Residents of Ampilatwatja, about 325km northeast of Alice Springs, say they have asked the federal government to either hand over its assets to the local community development organisation or have them removed.
The move comes after traditional owners declined to accept Canberra's offer of a 40-year lease over community housing in return for refurbishments.
Richard Downs, a local leader and spokesman, said the offer was unfair, and that the community was angry at paternalistic treatment over the past five years. He said the community wanted to resume control over its own affairs.
Last month, The Australian revealed the five-year leases compulsorily acquired over 64 remote communities - part of the Howard government's Northern Territory emergency response to reports of child abuse and other problems - had expired.
All assets not protected by new agreements have passed into the hands of traditional owners, and governments' ability to access 25 of those communities to provide services, conduct maintenance and monitor rent collection is now protected only by "gentlemen's agreements" and an untested invocation of Northern Territory law.
Lawyers acting for Amoonguna, a community on the outskirts of Alice Springs, have already threatened to bring trespass proceedings if Territory government employees did not pack up and leave. The MacDonnell Shire has so far refused to comply.

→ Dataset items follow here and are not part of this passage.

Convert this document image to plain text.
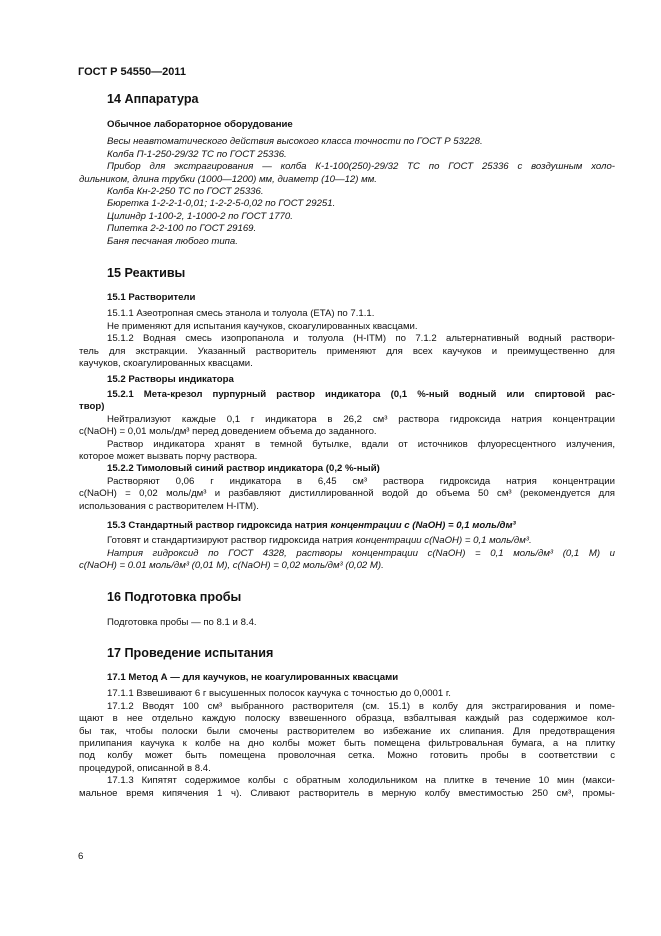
ГОСТ Р 54550—2011
14 Аппаратура
Обычное лабораторное оборудование

Весы неавтоматического действия высокого класса точности по ГОСТ Р 53228.

Колба П-1-250-29/32 ТС по ГОСТ 25336.

Прибор для экстрагирования — колба К-1-100(250)-29/32 ТС по ГОСТ 25336 с воздушным холо-

дильником, длина трубки (1000—1200) мм, диаметр (10—12) мм.

Колба Кн-2-250 ТС по ГОСТ 25336.

Бюретка 1-2-2-1-0,01; 1-2-2-5-0,02 по ГОСТ 29251.

Цилиндр 1-100-2, 1-1000-2 по ГОСТ 1770.

Пипетка 2-2-100 по ГОСТ 29169.

Баня песчаная любого типа.

15 Реактивы
15.1 Растворители

15.1.1 Азеотропная смесь этанола и толуола (ETA) по 7.1.1.

Не применяют для испытания каучуков, скоагулированных квасцами.

15.1.2 Водная смесь изопропанола и толуола (H-ITM) по 7.1.2 альтернативный водный раствори-

тель для экстракции. Указанный растворитель применяют для всех каучуков и преимущественно для

каучуков, скоагулированных квасцами.

15.2 Растворы индикатора

15.2.1 Мета-крезол пурпурный раствор индикатора (0,1 %-ный водный или спиртовой рас-

твор)

Нейтрализуют каждые 0,1 г индикатора в 26,2 см³ раствора гидроксида натрия концентрации

c(NaOH) = 0,01 моль/дм³ перед доведением объема до заданного.

Раствор индикатора хранят в темной бутылке, вдали от источников флуоресцентного излучения,

которое может вызвать порчу раствора.

15.2.2 Тимоловый синий раствор индикатора (0,2 %-ный)

Растворяют 0,06 г индикатора в 6,45 см³ раствора гидроксида натрия концентрации

c(NaOH) = 0,02 моль/дм³ и разбавляют дистиллированной водой до объема 50 см³ (рекомендуется для

использования с растворителем H-ITM).

15.3 Стандартный раствор гидроксида натрия концентрации c (NaOH) = 0,1 моль/дм³

Готовят и стандартизируют раствор гидроксида натрия концентрации c(NaOH) = 0,1 моль/дм³.

Натрия гидроксид по ГОСТ 4328, растворы концентрации c(NaOH) = 0,1 моль/дм³ (0,1 М) и

c(NaOH) = 0.01 моль/дм³ (0,01 М), c(NaOH) = 0,02 моль/дм³ (0,02 М).

16 Подготовка пробы

Подготовка пробы — по 8.1 и 8.4.

17 Проведение испытания
17.1 Метод А — для каучуков, не коагулированных квасцами

17.1.1 Взвешивают 6 г высушенных полосок каучука с точностью до 0,0001 г.

17.1.2 Вводят 100 см³ выбранного растворителя (см. 15.1) в колбу для экстрагирования и поме-

щают в нее отдельно каждую полоску взвешенного образца, взбалтывая каждый раз содержимое кол-

бы так, чтобы полоски были смочены растворителем во избежание их слипания. Для предотвращения

прилипания каучука к колбе на дно колбы может быть помещена фильтровальная бумага, а на плитку

под колбу может быть помещена проволочная сетка. Можно готовить пробы в соответствии с

процедурой, описанной в 8.4.

17.1.3 Кипятят содержимое колбы с обратным холодильником на плитке в течение 10 мин (макси-

мальное время кипячения 1 ч). Сливают растворитель в мерную колбу вместимостью 250 см³, промы-

6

Mr Downs said the community had told federal bureaucrats at a meeting last month that it wanted the government business manager's complex and two demountables handed over or removed, and had asked the Central Land Council to follow up in writing.
"We just want the commonwealth out of town," he said.

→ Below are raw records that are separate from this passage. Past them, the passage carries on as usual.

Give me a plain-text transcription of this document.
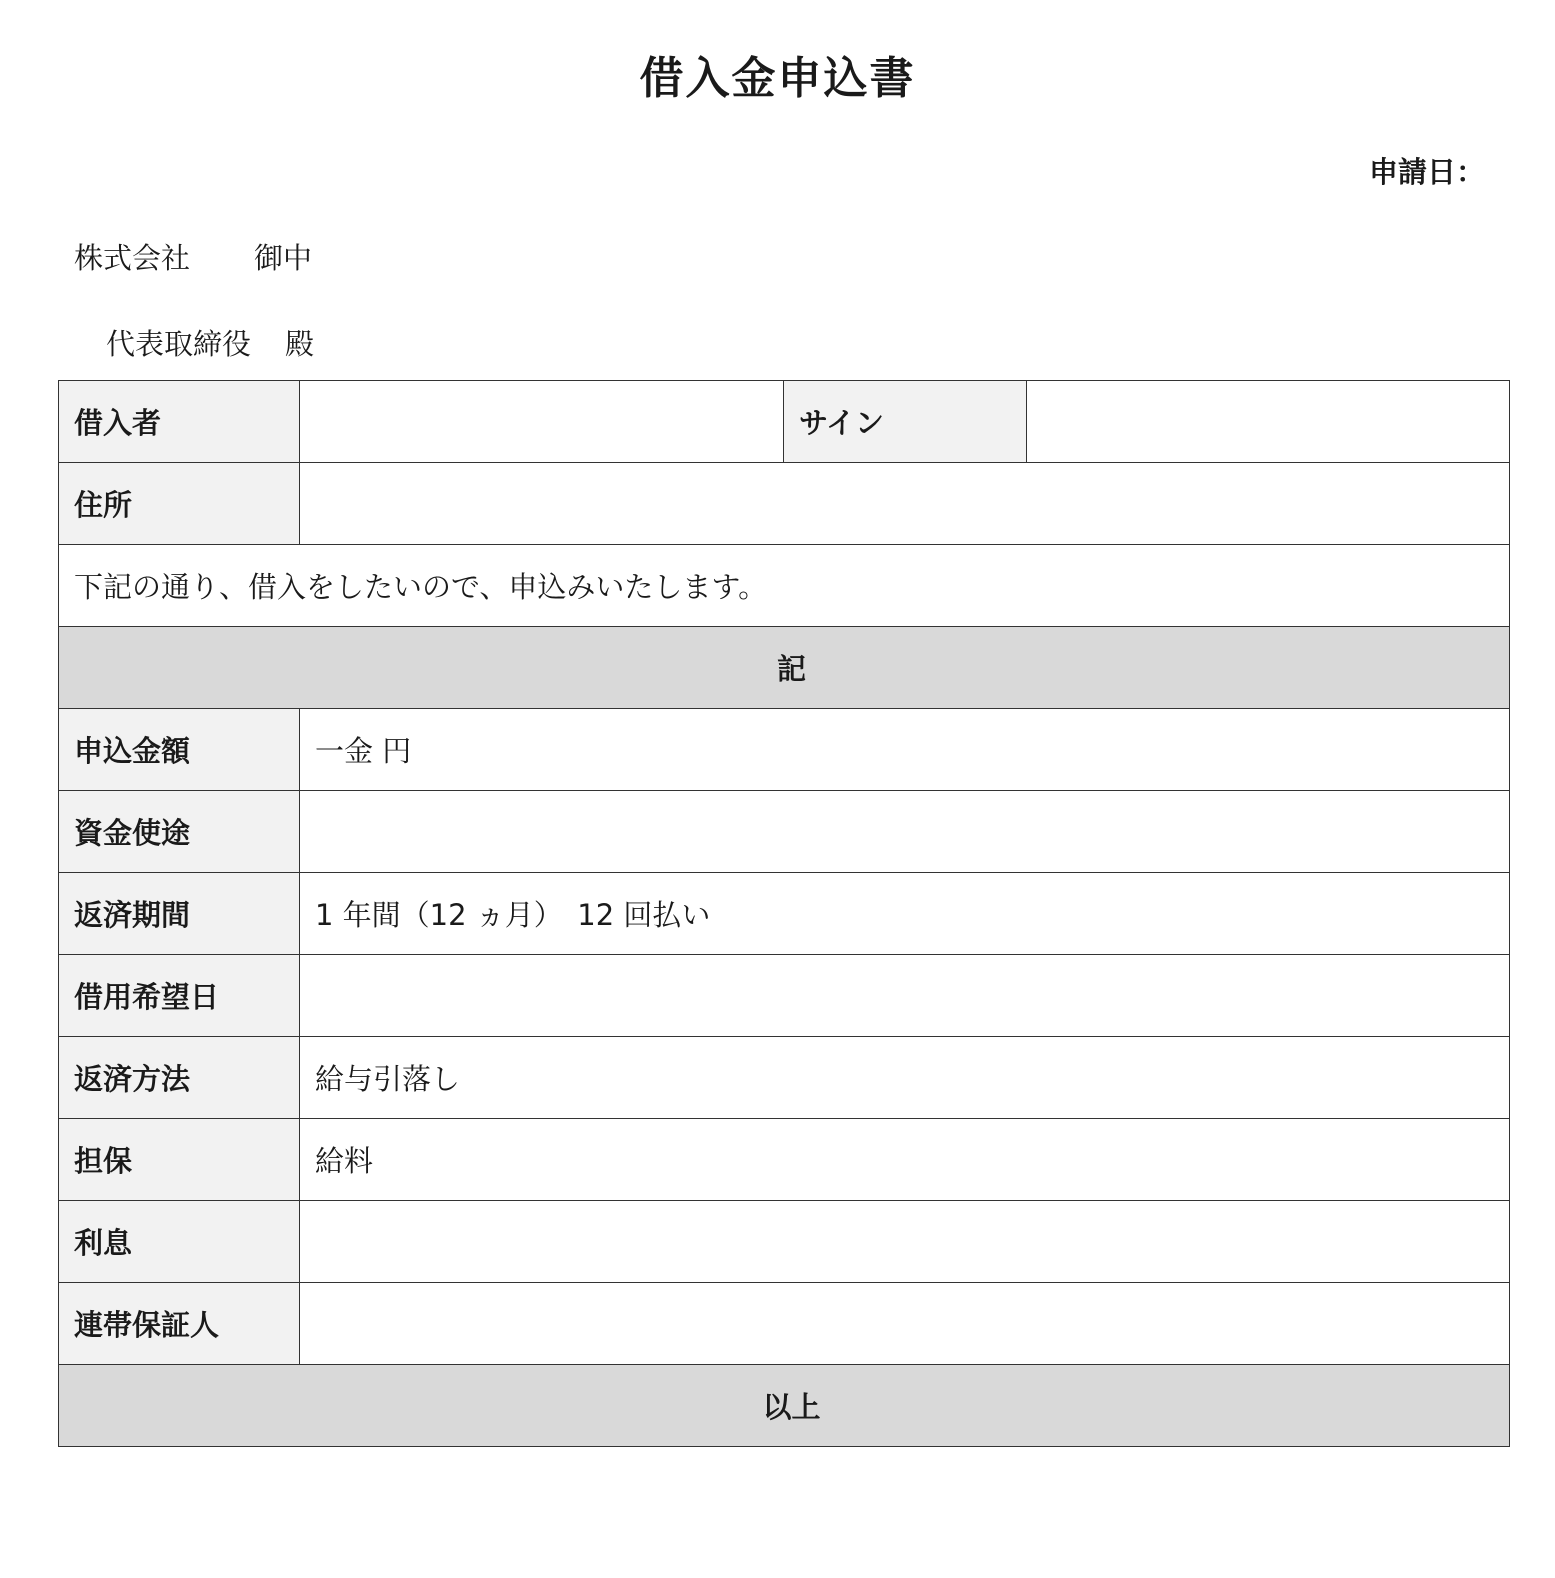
借入金申込書
申請日：
株式会社 御中
代表取締役 殿
借入者		サイン	
住所			
下記の通り、借入をしたいので、申込みいたします。			
記			
申込金額	一金 円		
資金使途			
返済期間	1 年間（12 ヵ月）　12 回払い		
借用希望日			
返済方法	給与引落し		
担保	給料		
利息			
連帯保証人			
以上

He said Ampilatwatja would try to work with the new Country Liberal Party government that swept Labor out of power in the Territory last month.

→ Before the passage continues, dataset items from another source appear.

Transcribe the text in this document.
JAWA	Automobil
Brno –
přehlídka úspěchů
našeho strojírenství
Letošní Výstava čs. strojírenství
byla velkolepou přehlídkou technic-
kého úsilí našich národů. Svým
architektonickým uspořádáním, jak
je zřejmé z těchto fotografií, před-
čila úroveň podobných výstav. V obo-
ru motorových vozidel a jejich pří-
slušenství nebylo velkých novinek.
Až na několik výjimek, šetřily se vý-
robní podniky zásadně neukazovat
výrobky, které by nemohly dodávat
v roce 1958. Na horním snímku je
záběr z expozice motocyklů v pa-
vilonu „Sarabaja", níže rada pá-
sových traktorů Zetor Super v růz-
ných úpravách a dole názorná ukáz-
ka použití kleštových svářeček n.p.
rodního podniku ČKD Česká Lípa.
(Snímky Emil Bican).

A spokeswoman for federal Indigenous Affairs Minister Jenny Macklin denied the lease offer had been formally rejected by Ampilatwatja.
"The commonwealth has received written confirmation from the Central Land Council that traditional owners are interested in continuing negotiations for leases over public housing," she said.
However, James Hampton, chief executive of Aboriginal corporation Alyawarr Ingkerr-wenh, said she was mistaken.
Under the Howard government's vision, the 64 communities would migrate to longer township leases to foster private investment and create much-needed jobs.
Only six such township leases have so far been signed, while the Labor government has negotiated 40-year leases over smaller blocks of housing in 34 communities.
Ruby Jones ABC News 12 September 2012
The Federal Government says it is not aware that the remote Central Australian community of Ampilatwatja has rejected a Commonwealth lease over their land.
Jim Hampson from the community's Aboriginal corporation says residents are not going to sign the lease because there has not been enough offered in return.
But a spokesperson for the Indigenous Affairs Minister Jenny Macklin says the offer has not been formally rejected.
Mr Hampson says traditional owners will negotiate with the Northern Territory and Commonwealth governments about the future of service delivery.
"The community has seen that this is an opportunity to negotiate with government on how services can be improved," he said.
"So at the moment we are just discussing with the minister and his department on services and how those services can be improved."